Wisconsin School District Works With Activists To Teach LGBT Lessons to Elementary Students

The Human Rights Campaign program reached 46 states and over 130,000 teachers in 2021.

Photo by MChe Lee / Unsplash

By Hudson Crozier

What’s happening: Madison Metropolitan School District (MMSD) in Wisconsin has a weeklong lesson for elementary school students on gender identity and sexual orientation that includes “classroom discussions.” It’s organized by the Human Rights Campaign (HRC) as part of its “Welcoming Schools” initiative.

“Spectrum of identities”: A training video for teachers explains the differences between gender identity, “sex assigned at birth,” and sexual orientation.

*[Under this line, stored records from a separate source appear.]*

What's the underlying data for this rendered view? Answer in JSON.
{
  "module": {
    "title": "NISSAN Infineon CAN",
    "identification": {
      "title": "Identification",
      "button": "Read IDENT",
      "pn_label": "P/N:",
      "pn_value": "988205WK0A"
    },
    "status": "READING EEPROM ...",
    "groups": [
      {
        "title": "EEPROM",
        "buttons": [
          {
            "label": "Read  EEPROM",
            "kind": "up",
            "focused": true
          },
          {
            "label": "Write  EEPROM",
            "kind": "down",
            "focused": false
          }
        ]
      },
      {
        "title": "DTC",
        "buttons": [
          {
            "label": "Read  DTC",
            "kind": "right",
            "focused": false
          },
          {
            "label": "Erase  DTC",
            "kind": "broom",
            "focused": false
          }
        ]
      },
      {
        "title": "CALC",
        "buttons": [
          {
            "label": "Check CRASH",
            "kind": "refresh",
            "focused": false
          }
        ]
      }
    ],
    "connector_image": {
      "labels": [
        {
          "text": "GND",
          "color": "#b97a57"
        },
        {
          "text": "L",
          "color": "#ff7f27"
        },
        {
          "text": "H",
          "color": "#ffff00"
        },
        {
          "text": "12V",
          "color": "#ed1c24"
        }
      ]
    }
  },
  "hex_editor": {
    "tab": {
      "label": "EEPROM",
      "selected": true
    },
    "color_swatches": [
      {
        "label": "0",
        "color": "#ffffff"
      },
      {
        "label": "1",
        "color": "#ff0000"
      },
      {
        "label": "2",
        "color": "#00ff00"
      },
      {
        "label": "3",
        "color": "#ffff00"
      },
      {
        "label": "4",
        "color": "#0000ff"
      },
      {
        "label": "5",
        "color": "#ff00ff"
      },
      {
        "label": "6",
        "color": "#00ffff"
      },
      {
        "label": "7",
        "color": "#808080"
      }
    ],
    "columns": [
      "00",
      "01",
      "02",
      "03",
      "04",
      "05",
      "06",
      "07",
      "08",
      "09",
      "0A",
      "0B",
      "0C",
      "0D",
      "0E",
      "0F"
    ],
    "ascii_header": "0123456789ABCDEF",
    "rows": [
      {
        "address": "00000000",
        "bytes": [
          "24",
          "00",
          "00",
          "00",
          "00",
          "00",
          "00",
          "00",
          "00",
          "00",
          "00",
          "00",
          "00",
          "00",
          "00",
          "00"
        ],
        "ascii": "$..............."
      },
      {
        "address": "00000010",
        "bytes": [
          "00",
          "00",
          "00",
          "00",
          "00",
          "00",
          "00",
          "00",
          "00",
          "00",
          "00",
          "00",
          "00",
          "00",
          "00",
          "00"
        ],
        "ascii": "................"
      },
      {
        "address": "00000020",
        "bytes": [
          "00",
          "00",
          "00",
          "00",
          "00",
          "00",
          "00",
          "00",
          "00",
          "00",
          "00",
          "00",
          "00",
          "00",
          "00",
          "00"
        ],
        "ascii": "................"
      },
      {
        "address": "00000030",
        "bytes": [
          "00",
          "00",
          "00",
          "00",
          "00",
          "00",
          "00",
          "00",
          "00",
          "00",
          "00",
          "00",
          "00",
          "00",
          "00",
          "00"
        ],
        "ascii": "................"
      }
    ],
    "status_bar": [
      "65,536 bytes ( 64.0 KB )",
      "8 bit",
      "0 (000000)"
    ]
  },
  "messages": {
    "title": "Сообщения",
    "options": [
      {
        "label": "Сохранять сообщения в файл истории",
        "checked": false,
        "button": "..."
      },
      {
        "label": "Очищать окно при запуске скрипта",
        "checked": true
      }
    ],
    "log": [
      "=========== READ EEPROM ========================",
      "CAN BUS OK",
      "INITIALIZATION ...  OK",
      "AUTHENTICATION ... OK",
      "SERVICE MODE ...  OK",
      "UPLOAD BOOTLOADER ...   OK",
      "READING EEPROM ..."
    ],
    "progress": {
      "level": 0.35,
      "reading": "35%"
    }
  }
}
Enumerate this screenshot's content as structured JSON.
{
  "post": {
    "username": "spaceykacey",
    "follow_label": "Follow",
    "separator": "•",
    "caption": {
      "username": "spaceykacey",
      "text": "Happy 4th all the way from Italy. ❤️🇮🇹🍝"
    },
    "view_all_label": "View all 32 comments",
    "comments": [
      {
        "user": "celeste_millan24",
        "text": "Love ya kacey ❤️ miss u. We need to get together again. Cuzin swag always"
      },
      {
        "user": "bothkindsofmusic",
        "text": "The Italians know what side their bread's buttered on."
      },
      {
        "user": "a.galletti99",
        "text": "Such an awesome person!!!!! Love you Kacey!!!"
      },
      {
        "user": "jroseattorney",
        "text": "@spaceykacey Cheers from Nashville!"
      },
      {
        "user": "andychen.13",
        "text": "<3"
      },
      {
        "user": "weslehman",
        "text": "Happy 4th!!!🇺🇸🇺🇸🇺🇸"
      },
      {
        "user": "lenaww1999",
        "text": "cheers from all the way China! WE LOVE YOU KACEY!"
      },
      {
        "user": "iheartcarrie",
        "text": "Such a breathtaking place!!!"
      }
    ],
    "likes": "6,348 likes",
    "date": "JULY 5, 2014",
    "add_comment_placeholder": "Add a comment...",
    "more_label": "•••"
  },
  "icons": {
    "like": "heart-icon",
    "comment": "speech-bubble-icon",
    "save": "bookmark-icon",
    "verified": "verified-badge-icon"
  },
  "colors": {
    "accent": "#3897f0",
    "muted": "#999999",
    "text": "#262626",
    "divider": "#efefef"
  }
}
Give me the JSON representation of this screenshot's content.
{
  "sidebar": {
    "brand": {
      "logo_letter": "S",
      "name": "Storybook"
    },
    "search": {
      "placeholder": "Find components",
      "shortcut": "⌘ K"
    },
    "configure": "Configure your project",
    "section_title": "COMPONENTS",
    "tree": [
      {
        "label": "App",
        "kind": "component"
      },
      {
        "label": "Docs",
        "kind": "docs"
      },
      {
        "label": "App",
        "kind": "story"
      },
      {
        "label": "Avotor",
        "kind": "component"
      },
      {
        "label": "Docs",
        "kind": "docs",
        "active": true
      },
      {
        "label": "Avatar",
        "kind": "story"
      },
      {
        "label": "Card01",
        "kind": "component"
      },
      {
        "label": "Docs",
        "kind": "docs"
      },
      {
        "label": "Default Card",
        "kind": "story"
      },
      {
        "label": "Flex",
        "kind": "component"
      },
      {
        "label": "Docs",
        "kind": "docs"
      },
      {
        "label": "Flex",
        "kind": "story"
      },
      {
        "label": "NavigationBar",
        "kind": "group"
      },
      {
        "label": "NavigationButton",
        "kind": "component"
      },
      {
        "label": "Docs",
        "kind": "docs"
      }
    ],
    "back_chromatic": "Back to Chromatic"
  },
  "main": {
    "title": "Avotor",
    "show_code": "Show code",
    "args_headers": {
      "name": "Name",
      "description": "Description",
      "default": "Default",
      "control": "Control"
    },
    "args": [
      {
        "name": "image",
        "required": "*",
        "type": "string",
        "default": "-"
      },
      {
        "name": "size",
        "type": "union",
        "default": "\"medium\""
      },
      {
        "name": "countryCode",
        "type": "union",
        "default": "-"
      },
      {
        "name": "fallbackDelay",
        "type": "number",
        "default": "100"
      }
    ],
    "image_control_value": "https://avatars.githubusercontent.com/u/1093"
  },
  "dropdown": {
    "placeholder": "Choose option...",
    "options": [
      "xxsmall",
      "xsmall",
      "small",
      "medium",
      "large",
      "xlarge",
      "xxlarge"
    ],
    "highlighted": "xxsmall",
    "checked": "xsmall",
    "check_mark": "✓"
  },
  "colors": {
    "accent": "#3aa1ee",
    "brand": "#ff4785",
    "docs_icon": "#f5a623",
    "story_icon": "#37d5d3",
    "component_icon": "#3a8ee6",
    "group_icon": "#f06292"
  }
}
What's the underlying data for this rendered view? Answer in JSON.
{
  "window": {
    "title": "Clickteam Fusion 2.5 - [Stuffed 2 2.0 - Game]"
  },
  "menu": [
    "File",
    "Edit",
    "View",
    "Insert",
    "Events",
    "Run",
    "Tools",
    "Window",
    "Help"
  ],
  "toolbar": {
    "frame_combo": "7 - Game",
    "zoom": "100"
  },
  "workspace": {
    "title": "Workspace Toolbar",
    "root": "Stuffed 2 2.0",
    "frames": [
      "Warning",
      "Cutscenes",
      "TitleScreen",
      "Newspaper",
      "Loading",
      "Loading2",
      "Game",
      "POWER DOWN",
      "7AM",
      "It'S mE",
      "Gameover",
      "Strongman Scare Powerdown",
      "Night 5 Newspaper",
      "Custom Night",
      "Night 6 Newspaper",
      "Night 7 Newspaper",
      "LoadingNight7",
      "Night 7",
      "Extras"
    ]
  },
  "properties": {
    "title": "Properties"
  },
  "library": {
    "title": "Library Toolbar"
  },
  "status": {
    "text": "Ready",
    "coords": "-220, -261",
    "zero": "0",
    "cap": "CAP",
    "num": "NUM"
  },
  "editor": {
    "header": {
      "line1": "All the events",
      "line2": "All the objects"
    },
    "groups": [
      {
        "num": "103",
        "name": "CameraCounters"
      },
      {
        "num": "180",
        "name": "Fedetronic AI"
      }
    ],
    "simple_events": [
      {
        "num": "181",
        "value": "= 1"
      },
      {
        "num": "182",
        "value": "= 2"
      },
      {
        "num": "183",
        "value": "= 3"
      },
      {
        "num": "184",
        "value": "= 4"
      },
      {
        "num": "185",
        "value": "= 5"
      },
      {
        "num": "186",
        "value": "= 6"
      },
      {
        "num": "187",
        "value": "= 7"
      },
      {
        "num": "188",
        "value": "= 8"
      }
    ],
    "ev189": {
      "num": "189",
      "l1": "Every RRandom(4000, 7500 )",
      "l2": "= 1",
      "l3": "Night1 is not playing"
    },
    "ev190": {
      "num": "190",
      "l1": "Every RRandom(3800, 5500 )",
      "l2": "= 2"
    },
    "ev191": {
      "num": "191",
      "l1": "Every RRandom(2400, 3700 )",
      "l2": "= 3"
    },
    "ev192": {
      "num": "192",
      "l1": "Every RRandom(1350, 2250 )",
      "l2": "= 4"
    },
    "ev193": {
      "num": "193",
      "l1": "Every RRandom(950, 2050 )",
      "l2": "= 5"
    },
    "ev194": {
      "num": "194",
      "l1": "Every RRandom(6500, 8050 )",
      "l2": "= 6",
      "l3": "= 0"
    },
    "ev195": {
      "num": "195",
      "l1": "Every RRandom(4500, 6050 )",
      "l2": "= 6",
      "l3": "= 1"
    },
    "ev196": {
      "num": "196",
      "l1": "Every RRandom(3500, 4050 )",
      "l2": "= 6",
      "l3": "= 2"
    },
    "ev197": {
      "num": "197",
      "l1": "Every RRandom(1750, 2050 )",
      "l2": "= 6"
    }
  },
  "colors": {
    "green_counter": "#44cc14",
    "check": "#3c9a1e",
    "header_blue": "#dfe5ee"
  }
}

It says that by ages 2 through 4, “most kids know who they are, how they identify, [whether] they feel like they are a boy or a girl, both, or neither.” The MMSD program leader boasts that the school district has “many elementary school students who identify as cisgender, as transgender, as nonbinary, and the whole spectrum of identities.”

On sexual orientation: Teachers discuss “who you want to marry when you are older” with students from kindergarten through third grade, emphasizing that “anyone can love anyone.” By fourth grade, children learn the meanings of “gay, lesbian, bisexual,” and other sexual orientations while figuring out who they are “physically attracted to.”

Why it matters: HRC reported that its “Welcoming Schools” program had reached 46 states and over 130,000 teachers in 2021. This is one of the ways school districts across the country partner with LGBT activist groups to push radical content onto young children. The federal government has allocated millions of taxpayer dollars toward promoting such efforts.